Type-safe languages -- such as Java -- have the potential to allow you to construct safe software from untrusted components. But the technology in JITs now on the market is not completely bulletproof, so you would be wise -- this year -- to know where your components (and applets) are coming from. Help is on the way, and in a couple of years we can expect to see JIT products that use typed-intermediate-language and proof-carrying-code technologies for higher-assurance safety.

Resources

Typed intermediate languages were pioneered by Robert Harper and Greg Morrisett in the TILT and TALC research compilers. FLINT is a research compiler for ML and Java that uses typed-intermediate-language technology.

Proof-carrying code was invented by George Necula and Peter Lee for the Touchstone compiler for a safe subset of C. The Secure Internet Programming project at Princeton University is conducting research on many aspects of computer security, including proof-carrying code.

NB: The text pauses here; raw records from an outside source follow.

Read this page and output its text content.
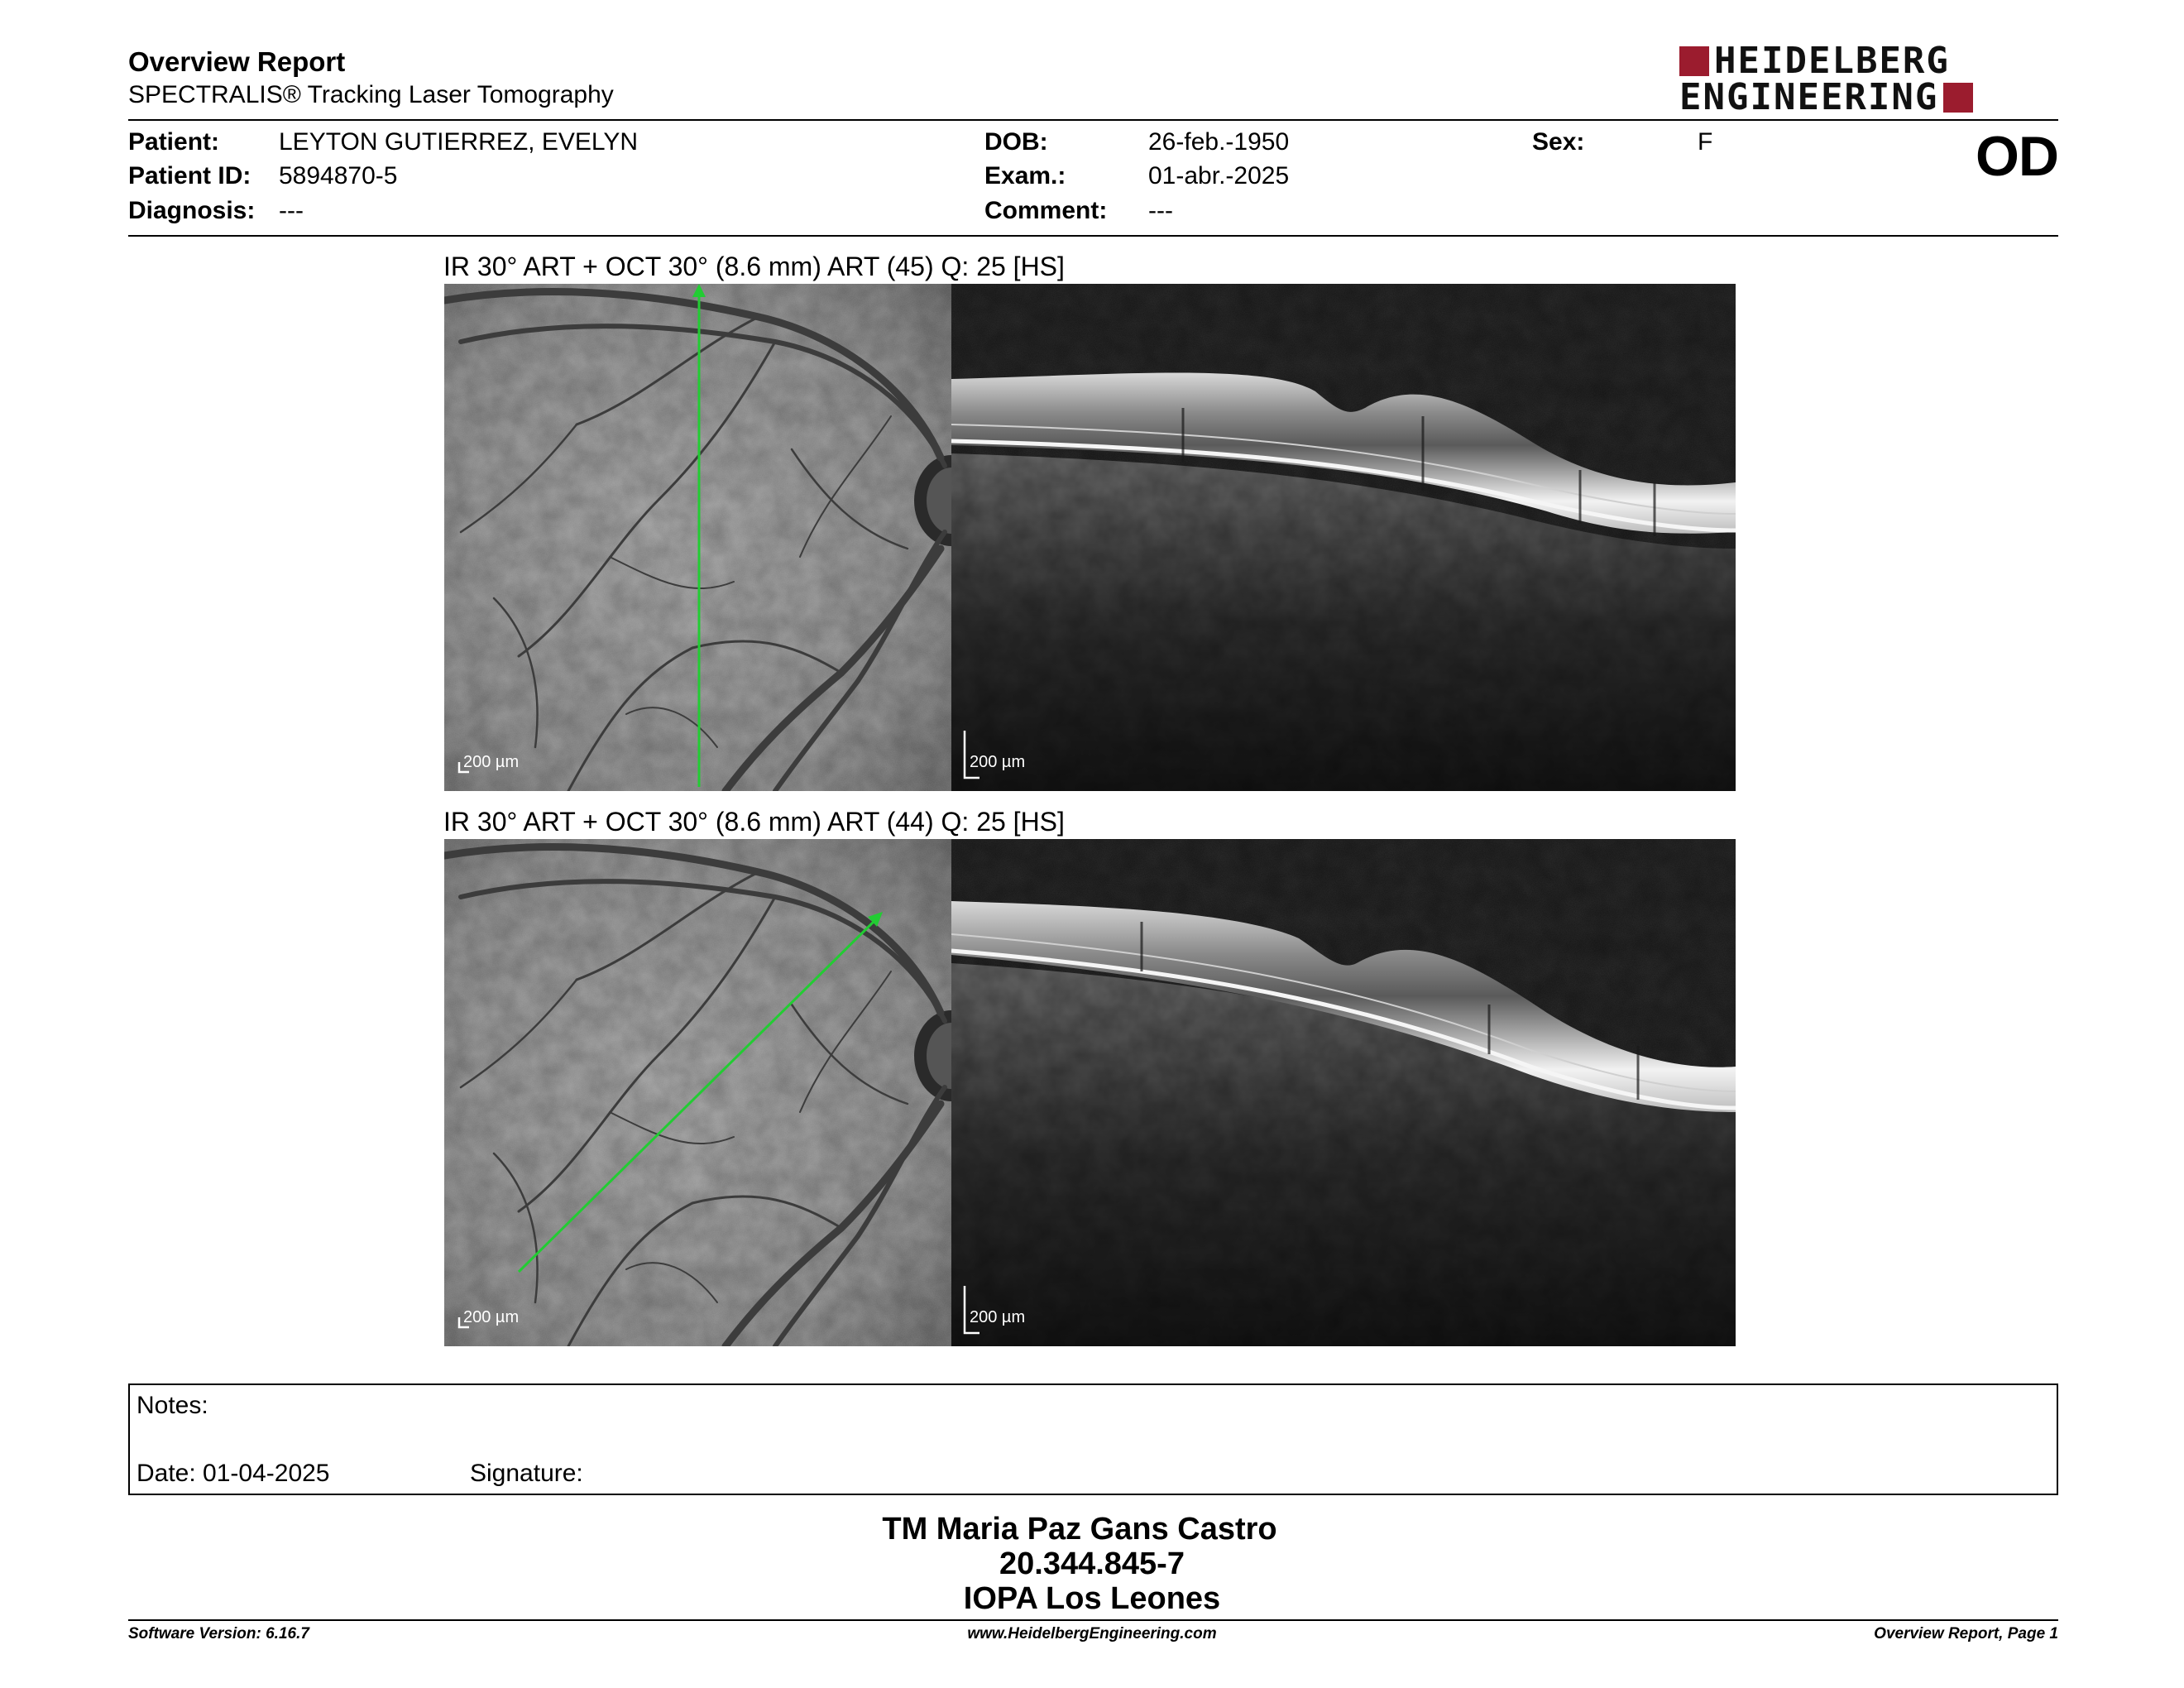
Overview Report
SPECTRALIS® Tracking Laser Tomography
HEIDELBERG
ENGINEERING
Patient: LEYTON GUTIERREZ, EVELYN
Patient ID: 5894870-5
Diagnosis: ---
DOB:	26-feb.-1950
Exam.:	01-abr.-2025
Comment: ---
Sex:	F	OD
IR 30° ART + OCT 30° (8.6 mm) ART (45) Q: 25 [HS]
200 µm	200 µm
IR 30° ART + OCT 30° (8.6 mm) ART (44) Q: 25 [HS]
200 µm	200 µm
Notes:
Date: 01-04-2025	Signature:
TM Maria Paz Gans Castro
20.344.845-7
IOPA Los Leones
Software Version: 6.16.7	www.HeidelbergEngineering.com	Overview Report, Page 1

A start-up company called Cedilla Systems is adapting the Touchstone technology to Java, and expects to release a high-assurance Java compiler in early 2000.

The book Securing Java by Gary McGraw and Ed Felten has comprehensive advice about interacting with untrusted Java classes. Ken Thompson's classic Turing Award lecture, Reflections on Trusting Trust, shows the limitations of working with untrusted code.

About the author

Andrew W. Appel is Professor of Computer Science at Princeton University. He has done research in the optimizing compilation of type-safe programming languages and efficient algorithms for garbage collection. His current research is in computer security, including proof-carrying code, distributed authentication frameworks, safe runtime systems, and software-engineering approaches to security. He is the author of Modern Compiler Implementation in Java, a widely-used textbook.